Спустившись вниз на следующую улицу, Родион первым делом снял с Гуталина одежду, а затем они пошли домой ещё более кружным путём. Шли осторожно, прячась от людей и уклоняясь от встреч с прохожими, и в конце концов прибыли во двор бабушки Анфисы, вымазанные в глине, но невредимые.
Родиону стало ясно, что козёл в пиджаке сильно нервирует людей, особенно ночью. А суеверные испуганные люди могут хорошо навалять шутнику, придумавшему разодеть невинное животное. Поэтому обо всём следовало помалкивать. Да и сама эта идея с одеждой для козла стала казаться ему дурацкой, и он решил забыть её как дурной сон. Проницательная бабушка Анфиса тут же связала взъерошенный вид Родиона и его долгое отсутствие с выстрелом на соседней улице. Родион оправдался незнанием причин стрельбы, а насчёт долгого отсутствия заметил, что ночной поиск чёрного козла занятие не из быстрых. Бабушка смотрела недоверчиво.
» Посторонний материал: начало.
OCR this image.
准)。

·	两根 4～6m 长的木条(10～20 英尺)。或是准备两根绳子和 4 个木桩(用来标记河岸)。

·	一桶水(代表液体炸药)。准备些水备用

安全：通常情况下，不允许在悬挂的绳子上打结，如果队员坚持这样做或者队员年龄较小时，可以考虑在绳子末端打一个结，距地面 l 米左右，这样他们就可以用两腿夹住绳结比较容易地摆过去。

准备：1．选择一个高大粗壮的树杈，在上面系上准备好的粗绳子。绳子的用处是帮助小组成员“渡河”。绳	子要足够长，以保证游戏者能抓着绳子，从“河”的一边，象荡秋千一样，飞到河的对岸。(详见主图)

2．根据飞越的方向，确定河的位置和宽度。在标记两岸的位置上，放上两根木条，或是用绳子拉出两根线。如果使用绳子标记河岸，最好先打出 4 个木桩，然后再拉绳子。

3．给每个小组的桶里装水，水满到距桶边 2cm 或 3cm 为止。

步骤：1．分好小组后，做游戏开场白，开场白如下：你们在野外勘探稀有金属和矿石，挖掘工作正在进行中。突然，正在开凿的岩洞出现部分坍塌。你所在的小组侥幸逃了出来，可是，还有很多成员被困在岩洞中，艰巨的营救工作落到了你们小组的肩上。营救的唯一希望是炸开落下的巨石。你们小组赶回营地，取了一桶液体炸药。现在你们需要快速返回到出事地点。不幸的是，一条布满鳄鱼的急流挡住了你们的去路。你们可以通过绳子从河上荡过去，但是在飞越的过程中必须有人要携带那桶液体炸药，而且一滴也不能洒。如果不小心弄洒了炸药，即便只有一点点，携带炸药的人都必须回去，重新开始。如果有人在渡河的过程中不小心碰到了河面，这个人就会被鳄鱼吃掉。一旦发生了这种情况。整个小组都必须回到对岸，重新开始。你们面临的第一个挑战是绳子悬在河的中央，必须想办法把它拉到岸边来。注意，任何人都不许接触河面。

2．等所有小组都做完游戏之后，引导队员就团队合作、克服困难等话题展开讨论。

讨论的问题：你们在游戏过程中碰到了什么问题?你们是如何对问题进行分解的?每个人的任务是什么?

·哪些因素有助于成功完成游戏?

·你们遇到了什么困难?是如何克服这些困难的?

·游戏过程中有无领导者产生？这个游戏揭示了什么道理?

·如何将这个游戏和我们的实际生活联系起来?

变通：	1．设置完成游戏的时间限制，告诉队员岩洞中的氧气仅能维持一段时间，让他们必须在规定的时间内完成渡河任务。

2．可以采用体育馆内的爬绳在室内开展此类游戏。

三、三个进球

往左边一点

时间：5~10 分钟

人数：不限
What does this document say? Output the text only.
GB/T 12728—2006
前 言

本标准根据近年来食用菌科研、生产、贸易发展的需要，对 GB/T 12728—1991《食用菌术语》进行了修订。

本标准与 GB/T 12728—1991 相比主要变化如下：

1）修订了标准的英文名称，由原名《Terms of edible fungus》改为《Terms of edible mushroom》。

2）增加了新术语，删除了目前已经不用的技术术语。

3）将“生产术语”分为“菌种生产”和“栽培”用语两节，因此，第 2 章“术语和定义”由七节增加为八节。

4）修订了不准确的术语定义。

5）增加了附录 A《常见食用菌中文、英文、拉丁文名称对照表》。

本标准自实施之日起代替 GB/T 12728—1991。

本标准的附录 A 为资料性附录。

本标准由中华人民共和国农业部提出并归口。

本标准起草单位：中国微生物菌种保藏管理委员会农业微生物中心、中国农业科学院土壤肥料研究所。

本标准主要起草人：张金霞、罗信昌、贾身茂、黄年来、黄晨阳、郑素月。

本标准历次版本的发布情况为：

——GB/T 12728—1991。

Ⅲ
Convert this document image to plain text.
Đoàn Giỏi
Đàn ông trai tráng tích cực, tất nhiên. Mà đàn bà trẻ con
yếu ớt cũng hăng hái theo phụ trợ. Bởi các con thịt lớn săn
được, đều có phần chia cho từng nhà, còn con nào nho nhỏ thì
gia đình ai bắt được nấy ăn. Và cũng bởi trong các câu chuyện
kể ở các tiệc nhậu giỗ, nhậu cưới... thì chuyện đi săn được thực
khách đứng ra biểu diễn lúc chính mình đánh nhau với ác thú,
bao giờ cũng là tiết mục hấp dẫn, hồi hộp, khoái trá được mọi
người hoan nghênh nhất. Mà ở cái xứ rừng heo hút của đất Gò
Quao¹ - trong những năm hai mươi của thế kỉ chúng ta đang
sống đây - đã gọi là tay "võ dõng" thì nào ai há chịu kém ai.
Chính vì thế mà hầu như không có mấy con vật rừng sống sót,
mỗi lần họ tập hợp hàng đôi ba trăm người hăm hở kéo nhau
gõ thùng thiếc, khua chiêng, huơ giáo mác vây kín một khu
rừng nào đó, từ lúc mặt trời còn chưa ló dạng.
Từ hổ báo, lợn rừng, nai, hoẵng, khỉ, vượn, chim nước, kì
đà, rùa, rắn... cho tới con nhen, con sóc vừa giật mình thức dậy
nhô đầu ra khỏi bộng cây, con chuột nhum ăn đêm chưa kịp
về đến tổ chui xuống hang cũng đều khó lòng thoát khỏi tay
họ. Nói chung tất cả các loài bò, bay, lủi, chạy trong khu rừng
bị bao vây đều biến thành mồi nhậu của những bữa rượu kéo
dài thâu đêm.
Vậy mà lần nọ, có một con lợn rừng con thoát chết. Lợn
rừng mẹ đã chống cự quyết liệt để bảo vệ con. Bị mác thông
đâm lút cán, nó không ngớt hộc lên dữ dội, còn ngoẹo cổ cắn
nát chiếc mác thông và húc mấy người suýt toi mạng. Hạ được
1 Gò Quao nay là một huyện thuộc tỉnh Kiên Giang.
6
На следующий день экскаваторщик наотрез отказался приближаться к экскаватору и, ничего не объясняя, укатил в Батайск, чем сильно всех удивил. Пока искали другого специалиста, выяснилось, что произошла накладка, потому что трубопровод по проекту должен проходить на триста метров западнее. Где его потом с успехом и проложили. А эту яму как сразу не засыпали, так она и осталась, а потом, как водится, про неё забыли. Но дурная слава о чёртовой яме распространилась, подкреплённая тем фактом, что даже такая мощная организация, как ПМК, испугалась и ушла с нечистого места. Ходили слухи, что экскаватор потревожил древнее захоронение. Эти слухи подкреплялись всякими странными событиями. Однажды несколько впечатлительных жителей западной окраины ночью видели над ямой отсветы огня, искры и слышали доносящиеся оттуда невнятные сатанинские вопли. Яму стали обходить стороной и пугать ею непослушных детей.
Бабушка Анфиса, встретив Анюту, весьма авторитетно посоветовала испуганной девушке обратиться к богу. Тогда, мол, нечистая сила не посмеет к ней приблизиться. Совет помог, и Анюта обрела душевное равновесие. Ещё она обрела привычку сидеть вечерами дома, а не водить хороводы вокруг экскаваторов и других подозрительных мест.
После рассказа Коновалова Григорий Тарасович попытался ещё раз вернуть Анюту в лоно атеизма, но она настолько окрепла в вере, что не придала никакого значения новым разоблачениям чертовщины.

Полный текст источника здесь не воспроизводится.